Harga Emas (XAU/USD) naik mendekati $5.035 pada awal sesi Asia, Senin. Logam mulia ini melanjutkan pemulihannya di tengah melemahnya Dolar AS (USD) dan meningkatnya permintaan dari bank sentral. Rilis laporan ketenagakerjaan AS untuk bulan Januari yang tertunda akan menjadi sorotan pada hari Rabu.
Menteri Keuangan AS Scott Bessent pada hari Kamis menolak untuk mengesampingkan kemungkinan penyelidikan kriminal terhadap Kevin Warsh, calon Presiden Donald Trump untuk ketua Federal Reserve (Fed) AS, jika Warsh akhirnya menolak untuk menurunkan suku bunga . Kekhawatiran atas independensi Fed terus menyeret nilai tukar Dolar AS turun dan memberikan dukungan pada harga komoditas yang didenominasi USD.
Bank Rakyat China (PBOC) memperpanjang cadangan pembelian emasnya untuk bulan ke-15 berturut-turut pada bulan Januari. Kepemilikan emas bank sentral China meningkat menjadi 74,19 juta ons troy murni pada akhir Januari, naik dari 74,15 juta pada bulan sebelumnya. Meningkatnya permintaan dari China, konsumen emas terbesar di dunia, mungkin berkontribusi pada kenaikan harga emas.

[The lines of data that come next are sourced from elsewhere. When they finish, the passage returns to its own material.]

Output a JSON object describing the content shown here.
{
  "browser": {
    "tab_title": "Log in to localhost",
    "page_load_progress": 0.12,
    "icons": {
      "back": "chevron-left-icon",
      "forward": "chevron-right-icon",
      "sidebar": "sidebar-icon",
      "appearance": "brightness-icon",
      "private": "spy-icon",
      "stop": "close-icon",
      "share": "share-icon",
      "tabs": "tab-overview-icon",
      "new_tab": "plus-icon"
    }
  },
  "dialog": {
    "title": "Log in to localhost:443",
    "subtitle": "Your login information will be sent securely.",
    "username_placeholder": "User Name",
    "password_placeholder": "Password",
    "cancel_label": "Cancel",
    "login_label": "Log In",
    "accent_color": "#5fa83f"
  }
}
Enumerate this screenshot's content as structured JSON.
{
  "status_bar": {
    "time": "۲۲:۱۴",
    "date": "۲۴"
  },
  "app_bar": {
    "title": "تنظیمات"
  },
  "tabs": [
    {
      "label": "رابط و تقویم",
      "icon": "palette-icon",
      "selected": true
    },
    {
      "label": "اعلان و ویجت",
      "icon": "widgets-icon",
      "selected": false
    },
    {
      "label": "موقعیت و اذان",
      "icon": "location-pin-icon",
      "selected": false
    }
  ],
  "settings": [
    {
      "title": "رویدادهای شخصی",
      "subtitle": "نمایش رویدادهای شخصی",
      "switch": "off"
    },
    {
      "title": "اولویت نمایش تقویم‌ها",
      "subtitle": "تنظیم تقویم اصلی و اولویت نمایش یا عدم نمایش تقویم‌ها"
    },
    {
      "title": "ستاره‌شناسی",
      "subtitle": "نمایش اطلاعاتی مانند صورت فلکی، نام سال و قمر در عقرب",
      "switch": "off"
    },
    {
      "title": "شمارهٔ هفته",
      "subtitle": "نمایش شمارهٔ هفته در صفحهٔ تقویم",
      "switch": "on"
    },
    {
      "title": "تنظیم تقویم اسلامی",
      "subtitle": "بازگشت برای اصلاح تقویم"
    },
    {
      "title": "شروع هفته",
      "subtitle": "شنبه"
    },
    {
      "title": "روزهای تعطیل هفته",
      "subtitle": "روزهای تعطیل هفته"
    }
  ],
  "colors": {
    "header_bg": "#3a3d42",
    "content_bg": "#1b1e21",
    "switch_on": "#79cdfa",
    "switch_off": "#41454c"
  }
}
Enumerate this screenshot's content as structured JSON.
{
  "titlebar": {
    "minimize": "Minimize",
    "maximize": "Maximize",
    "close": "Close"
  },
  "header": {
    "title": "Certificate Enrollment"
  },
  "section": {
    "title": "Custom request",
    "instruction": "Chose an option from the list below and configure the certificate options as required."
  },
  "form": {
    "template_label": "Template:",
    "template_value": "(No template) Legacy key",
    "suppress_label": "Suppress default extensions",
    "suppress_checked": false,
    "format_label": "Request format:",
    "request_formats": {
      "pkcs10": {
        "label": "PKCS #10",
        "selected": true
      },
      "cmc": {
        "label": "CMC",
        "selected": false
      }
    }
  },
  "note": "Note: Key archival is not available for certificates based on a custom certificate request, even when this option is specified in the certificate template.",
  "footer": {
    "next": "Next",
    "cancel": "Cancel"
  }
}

Presiden Iran Masoud Pezeshkian menggambarkan pembicaraan nuklir hari Jumat dengan Amerika Serikat (AS) sebagai "langkah maju," meskipun ia menolak segala upaya intimidasi. Sementara itu, Menteri Luar Negeri Iran Abbas Araghchi menggarisbawahi bahwa dialog apa pun membutuhkan pengekangan dari ancaman.
Trump mengatakan pertemuan lain akan diadakan awal pekan ini, menambahkan bahwa “Jika mereka tidak mencapai kesepakatan, konsekuensinya akan sangat berat.” Para pedagang akan memantau dengan cermat perkembangan seputar pembicaraan AS-Iran. Tanda-tanda positif apa pun dari negosiasi dapat melemahkan logam mulia dalam jangka pendek.